Quest for a fiscal reform measure
Typically, proposals for a significant hike in the debt limit are accompanied by fiscal reforms. In October 2009, 10 moderates in the Senate’s Democratic caucus, concerned about the ongoing surge of new debt on their watch, warned majority leader Harry Reid that they could not back an increase in the debt ceiling unless a commission or reform procedure was enacted to rein in the debt. Their plan: to vote on an amendment to the debt-limit measure that would create an 18-member commission. That group would propose debt reductions that would come before Congress for an up-or-down vote – without the possibility of amendments or a filibuster.

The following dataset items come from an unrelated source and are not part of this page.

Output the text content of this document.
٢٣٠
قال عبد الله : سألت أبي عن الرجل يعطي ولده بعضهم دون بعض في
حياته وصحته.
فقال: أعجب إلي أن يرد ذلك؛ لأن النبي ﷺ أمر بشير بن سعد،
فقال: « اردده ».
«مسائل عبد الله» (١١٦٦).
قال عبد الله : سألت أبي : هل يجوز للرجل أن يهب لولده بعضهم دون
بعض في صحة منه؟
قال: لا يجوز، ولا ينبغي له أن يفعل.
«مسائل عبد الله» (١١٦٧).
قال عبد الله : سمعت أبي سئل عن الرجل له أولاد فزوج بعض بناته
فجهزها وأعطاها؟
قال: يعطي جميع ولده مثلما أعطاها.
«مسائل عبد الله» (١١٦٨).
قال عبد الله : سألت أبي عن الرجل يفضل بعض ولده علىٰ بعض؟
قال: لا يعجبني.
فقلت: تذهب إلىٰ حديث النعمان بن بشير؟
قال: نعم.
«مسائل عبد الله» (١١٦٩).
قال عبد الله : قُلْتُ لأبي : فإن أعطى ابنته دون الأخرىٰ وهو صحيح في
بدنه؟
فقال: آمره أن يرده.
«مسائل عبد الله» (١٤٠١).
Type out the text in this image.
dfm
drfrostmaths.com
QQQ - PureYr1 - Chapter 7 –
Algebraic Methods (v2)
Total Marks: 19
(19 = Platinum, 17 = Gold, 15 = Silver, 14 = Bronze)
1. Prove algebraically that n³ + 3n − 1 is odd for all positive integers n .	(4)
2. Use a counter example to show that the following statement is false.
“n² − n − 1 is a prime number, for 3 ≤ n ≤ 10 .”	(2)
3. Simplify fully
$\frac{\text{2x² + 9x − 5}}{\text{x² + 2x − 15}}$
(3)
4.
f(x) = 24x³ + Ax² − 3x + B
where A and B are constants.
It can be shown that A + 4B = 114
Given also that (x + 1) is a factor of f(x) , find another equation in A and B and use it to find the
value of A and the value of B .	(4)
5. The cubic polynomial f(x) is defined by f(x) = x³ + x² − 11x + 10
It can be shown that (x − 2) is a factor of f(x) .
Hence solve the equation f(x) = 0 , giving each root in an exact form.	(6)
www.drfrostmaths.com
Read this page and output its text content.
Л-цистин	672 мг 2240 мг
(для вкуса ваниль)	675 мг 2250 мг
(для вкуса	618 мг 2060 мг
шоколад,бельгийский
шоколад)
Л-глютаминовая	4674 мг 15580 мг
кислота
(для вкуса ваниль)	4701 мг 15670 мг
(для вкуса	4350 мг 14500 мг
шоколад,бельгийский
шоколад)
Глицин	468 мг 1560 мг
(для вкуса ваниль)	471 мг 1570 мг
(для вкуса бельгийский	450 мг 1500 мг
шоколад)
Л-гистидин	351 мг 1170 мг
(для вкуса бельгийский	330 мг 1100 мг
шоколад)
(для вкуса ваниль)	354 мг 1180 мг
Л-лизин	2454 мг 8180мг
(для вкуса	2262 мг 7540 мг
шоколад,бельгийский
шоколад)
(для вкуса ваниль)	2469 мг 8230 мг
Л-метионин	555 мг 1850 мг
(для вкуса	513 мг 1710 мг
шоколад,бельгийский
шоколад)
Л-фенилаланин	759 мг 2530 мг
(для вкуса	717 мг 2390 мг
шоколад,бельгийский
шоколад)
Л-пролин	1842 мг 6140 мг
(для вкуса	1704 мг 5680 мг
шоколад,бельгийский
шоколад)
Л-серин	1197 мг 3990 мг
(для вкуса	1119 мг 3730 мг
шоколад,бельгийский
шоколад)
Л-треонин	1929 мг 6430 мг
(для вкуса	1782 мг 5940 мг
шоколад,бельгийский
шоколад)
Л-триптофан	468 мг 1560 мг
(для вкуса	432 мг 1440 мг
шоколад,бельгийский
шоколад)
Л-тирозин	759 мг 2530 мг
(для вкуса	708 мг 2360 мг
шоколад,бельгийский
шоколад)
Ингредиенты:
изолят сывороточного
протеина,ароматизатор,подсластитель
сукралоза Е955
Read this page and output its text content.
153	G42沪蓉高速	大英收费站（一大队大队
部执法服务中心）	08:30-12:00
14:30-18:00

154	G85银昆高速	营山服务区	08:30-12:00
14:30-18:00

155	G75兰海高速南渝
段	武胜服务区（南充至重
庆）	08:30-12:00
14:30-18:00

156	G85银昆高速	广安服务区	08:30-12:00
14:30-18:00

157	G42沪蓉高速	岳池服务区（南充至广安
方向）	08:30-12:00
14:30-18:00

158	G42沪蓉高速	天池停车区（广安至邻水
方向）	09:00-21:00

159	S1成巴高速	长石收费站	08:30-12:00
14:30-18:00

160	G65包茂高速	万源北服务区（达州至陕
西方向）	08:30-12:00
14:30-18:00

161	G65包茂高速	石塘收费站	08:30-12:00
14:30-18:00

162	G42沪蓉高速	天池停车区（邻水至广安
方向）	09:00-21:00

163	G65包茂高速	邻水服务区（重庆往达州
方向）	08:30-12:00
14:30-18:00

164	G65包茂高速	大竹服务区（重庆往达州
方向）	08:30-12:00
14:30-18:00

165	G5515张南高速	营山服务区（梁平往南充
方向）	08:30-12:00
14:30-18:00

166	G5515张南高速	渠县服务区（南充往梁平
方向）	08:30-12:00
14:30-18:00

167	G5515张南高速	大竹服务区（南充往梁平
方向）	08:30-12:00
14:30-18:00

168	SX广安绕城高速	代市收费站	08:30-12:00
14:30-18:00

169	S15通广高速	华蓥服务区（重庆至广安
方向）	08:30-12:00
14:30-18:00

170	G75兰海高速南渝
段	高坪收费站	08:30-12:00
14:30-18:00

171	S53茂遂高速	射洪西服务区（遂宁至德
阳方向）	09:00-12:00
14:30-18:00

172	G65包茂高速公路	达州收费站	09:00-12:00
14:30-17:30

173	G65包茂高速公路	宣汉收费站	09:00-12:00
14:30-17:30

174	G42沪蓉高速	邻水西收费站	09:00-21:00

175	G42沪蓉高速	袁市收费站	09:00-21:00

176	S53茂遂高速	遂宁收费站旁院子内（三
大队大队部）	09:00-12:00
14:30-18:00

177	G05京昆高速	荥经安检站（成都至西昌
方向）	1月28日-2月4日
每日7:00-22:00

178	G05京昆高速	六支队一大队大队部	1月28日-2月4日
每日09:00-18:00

“If the United States doesn’t come up soon with a credible plan to restore the federal budget to balance over the next five to 10 years, the danger is very real that a debt crisis could lead to a major weakening of American power,” said Sen. Kent Conrad (D) of North Dakota, who is chairman of the Senate Budget Committee. He is cosponsoring the plan with Sen. Judd Gregg of New Hampshire, the top Republican on the panel. A similar bipartisan proposal is backed by Voinovich, Sen. Dianne Feinstein (D) of California, and Sen. Joseph Lieberman (I) of Connecticut.
But many liberal groups, including unions, see the plan as letting an outside, nonelected group usurp congressional prerogatives. They are urging the Senate to reject this proposed amendment.
On the House side, fiscal conservatives in the Democratic caucus have leveraged a commitment from Speaker Nancy Pelosi to allow a floor vote on a measure that would make current pay-as-you-go rules the law of the land.